Пан Шпиковский, воровато оглядываясь, подобрался к фабричным воротам, сунул узелок в лавочку и торопливо побежал прочь.
- Эй! Борода! Бомбы потерял!
Пан Шпиковский сделал вид, что не слышит.
- Борода! Бомбы обронил! Эй, дядя! А-ген-т! Бомбы, говорю, возьми!
Пан Шпиковский растерянно обернулся. Его догонял рабочий с узелком.
- Получай свое барахло. Много вас тут возле фабрики валандается... Катись.
"Пойду и взорву гимназию", - уныло подумал пан Шпиковский, шагая по дороге.
"Старьевщикам, разносчикам, шарманщикам и подбрасывателям бомб вход строго воспрещается", - прочитал Шпиковский над подъездом гимназии.
- Гм! Пронюхали, сволочи!.. Эх, собачья жизнь!..
* * *
- Послушай, старушка!
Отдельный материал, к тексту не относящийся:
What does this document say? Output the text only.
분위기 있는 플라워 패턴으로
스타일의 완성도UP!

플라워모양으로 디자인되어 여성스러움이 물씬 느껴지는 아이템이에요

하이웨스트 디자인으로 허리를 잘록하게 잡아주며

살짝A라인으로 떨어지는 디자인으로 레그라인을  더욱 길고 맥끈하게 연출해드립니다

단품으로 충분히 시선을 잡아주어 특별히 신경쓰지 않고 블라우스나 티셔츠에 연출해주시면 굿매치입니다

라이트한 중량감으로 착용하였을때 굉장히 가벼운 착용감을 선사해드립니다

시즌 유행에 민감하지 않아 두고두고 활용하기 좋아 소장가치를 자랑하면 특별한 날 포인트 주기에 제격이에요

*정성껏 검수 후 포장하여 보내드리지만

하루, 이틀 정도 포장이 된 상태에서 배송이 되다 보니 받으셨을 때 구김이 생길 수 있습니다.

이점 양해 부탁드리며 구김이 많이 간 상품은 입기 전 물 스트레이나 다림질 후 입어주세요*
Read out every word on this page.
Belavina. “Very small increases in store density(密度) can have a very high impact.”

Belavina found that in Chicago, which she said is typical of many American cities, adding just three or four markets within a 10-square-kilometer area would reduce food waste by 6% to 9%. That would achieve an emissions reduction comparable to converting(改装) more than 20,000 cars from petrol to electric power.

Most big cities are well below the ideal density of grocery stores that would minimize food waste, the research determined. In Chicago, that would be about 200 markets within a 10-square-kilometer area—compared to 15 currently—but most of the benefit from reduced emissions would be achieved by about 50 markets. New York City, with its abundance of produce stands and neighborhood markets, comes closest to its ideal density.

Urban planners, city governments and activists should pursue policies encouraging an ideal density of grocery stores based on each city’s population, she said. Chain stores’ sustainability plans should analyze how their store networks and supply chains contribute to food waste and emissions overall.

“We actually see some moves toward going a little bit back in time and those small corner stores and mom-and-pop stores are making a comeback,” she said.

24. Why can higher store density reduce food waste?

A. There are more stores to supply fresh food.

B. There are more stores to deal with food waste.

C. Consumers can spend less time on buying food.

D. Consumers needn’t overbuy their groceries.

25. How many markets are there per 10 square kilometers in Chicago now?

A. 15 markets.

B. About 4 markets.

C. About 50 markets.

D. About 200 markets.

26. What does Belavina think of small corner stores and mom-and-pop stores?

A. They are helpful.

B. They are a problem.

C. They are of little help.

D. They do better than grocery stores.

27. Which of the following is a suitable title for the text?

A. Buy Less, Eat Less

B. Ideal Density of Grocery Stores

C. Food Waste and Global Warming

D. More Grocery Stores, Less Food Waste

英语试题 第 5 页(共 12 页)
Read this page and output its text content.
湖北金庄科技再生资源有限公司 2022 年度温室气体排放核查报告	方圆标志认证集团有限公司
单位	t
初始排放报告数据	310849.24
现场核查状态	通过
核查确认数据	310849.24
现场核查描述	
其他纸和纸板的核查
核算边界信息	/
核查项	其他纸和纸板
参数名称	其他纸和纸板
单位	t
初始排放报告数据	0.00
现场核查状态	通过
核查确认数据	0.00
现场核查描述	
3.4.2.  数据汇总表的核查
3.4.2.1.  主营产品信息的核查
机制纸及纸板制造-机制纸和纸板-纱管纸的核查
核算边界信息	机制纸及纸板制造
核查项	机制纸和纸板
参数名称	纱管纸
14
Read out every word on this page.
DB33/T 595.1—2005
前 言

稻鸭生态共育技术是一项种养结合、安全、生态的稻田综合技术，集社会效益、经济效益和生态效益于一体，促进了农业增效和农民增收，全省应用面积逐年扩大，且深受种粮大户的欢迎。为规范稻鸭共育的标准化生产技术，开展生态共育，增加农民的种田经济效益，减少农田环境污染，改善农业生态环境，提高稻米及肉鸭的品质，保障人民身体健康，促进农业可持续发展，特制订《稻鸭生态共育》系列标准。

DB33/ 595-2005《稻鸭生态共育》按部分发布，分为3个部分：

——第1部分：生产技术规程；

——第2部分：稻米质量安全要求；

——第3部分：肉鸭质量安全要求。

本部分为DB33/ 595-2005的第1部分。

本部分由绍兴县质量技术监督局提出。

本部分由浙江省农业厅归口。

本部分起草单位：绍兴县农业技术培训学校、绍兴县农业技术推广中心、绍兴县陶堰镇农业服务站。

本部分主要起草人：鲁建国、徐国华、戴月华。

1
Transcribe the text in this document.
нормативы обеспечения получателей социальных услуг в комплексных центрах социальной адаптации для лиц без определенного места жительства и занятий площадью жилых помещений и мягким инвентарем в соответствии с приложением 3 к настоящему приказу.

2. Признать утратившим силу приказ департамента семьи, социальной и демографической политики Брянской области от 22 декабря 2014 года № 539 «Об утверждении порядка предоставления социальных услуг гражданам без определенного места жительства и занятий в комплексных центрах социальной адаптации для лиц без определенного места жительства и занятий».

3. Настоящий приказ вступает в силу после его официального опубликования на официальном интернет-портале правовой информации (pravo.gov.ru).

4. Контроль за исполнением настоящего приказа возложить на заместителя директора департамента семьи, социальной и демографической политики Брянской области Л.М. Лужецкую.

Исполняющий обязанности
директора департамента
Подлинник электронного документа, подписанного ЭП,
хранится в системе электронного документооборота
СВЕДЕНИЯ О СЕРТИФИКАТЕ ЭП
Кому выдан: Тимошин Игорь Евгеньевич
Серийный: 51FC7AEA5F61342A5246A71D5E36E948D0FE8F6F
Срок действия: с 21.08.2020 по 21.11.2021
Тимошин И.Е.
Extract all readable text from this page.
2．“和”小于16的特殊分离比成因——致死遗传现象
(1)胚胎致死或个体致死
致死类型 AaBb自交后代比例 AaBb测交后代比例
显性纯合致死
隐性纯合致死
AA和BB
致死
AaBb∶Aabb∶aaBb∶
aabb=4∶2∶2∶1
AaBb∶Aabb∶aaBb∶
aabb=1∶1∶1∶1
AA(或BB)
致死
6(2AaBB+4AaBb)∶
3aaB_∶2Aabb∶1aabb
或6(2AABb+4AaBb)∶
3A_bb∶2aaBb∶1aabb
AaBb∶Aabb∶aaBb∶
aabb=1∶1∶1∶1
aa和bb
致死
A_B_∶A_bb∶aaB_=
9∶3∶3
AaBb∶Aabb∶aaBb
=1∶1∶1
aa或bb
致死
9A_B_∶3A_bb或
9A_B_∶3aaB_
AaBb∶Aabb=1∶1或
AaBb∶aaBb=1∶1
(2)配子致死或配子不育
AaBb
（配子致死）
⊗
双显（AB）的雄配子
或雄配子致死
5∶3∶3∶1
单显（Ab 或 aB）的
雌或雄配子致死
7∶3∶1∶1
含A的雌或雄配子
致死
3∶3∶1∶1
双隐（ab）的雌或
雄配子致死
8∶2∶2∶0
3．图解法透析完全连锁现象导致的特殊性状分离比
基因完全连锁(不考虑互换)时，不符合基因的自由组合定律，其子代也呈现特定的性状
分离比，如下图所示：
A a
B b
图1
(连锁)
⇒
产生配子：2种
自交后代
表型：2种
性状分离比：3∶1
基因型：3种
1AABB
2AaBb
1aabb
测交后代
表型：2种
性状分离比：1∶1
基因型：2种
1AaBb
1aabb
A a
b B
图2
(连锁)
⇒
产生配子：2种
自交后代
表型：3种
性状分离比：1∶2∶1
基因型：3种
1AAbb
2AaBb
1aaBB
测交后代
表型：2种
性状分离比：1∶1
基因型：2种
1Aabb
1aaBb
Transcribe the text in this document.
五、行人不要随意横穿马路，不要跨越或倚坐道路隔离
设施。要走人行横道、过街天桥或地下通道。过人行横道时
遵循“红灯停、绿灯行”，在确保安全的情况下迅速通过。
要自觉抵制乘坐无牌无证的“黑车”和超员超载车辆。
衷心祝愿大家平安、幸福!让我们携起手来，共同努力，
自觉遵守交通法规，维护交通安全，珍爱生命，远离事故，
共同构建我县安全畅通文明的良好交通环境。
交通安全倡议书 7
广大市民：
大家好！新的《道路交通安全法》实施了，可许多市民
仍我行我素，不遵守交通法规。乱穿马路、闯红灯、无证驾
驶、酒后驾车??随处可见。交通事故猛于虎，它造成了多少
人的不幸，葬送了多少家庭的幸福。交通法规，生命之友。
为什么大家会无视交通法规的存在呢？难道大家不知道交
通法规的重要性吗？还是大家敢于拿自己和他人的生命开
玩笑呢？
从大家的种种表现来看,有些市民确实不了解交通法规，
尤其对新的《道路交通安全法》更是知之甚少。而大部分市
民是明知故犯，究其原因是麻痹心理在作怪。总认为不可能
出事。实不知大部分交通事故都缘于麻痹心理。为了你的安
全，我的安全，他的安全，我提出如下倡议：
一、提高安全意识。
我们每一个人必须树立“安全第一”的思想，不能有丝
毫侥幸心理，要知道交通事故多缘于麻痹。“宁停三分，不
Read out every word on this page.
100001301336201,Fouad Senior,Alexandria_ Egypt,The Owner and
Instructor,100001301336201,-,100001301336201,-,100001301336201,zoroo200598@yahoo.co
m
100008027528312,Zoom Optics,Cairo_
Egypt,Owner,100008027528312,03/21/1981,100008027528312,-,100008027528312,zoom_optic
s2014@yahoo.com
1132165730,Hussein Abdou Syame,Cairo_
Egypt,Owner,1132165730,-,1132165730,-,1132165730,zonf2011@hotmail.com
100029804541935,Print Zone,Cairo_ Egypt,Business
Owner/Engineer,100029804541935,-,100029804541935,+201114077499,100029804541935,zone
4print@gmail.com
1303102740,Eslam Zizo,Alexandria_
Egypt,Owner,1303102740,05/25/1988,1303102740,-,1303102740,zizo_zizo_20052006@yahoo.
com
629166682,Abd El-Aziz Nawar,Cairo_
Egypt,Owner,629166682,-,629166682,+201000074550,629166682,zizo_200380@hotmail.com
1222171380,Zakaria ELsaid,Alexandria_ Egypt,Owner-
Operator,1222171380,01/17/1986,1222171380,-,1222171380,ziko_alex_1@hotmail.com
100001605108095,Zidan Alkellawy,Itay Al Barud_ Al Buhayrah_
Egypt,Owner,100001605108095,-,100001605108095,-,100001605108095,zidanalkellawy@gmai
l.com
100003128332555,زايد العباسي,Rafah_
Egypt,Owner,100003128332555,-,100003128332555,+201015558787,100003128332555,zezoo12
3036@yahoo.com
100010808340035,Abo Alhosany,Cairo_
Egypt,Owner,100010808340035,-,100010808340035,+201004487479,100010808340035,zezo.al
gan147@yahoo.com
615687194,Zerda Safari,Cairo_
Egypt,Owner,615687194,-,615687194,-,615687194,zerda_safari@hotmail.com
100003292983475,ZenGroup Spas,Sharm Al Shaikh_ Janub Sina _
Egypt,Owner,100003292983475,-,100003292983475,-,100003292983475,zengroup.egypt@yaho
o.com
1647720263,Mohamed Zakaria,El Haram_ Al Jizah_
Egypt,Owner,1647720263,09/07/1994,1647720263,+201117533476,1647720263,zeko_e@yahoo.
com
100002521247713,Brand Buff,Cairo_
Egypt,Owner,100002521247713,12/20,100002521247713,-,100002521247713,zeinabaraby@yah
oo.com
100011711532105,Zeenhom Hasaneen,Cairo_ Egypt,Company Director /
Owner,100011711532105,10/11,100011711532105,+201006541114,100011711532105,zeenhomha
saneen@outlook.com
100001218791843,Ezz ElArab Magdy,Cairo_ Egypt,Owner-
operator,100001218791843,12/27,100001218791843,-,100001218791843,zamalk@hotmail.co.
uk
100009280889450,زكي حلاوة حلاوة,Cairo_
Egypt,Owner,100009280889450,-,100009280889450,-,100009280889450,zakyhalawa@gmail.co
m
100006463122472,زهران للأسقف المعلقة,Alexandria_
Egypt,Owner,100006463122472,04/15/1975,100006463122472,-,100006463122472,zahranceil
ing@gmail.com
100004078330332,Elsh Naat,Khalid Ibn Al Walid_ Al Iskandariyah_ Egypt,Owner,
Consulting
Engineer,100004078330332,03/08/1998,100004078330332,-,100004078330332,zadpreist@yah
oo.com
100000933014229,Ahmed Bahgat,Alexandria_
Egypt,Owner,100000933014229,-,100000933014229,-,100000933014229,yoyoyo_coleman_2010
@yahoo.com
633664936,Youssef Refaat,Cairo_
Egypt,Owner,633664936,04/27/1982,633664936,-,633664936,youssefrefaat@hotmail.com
Сделай милость, подержи узелок. А я тут на минуточку за папиросами сбегаю.
- Нечего, нечего! Проходи своей дорогой, милый! Можешь свои бомбы оставить при себе. Мне твоих бомб не надобно. Да бороду-то подклей поаккуратнее: отваливается...
- Тьфу! Соб-б-ба-бачья ж-ж-жизнь!
Солнце палило пана Шпиковского. Было жарко и уныло. Тогда пан Шпиковский вышел за город, прошел верст восемь и, выждав, когда стемнеет, сунул сверток в какую-то подвернувшуюся грядку капусты.
- Собачья жизнь! - бормотал пан Шпиковский, с бьющимся сердцем убегая по дороге и роняя рыжую бороду.
А на другой день польские газеты сообщали:
"НОВОЕ ПОКУШЕНИЕ КОМИНТЕРНА. Вчера коммунисты подложили в восьми верстах от Варшавы бомбу под пролетавший аэроплан военного ведомства. К счастью, аэроплан пролетал высоко, и бомба не успела взорваться. Восемь коммунистов арестовано".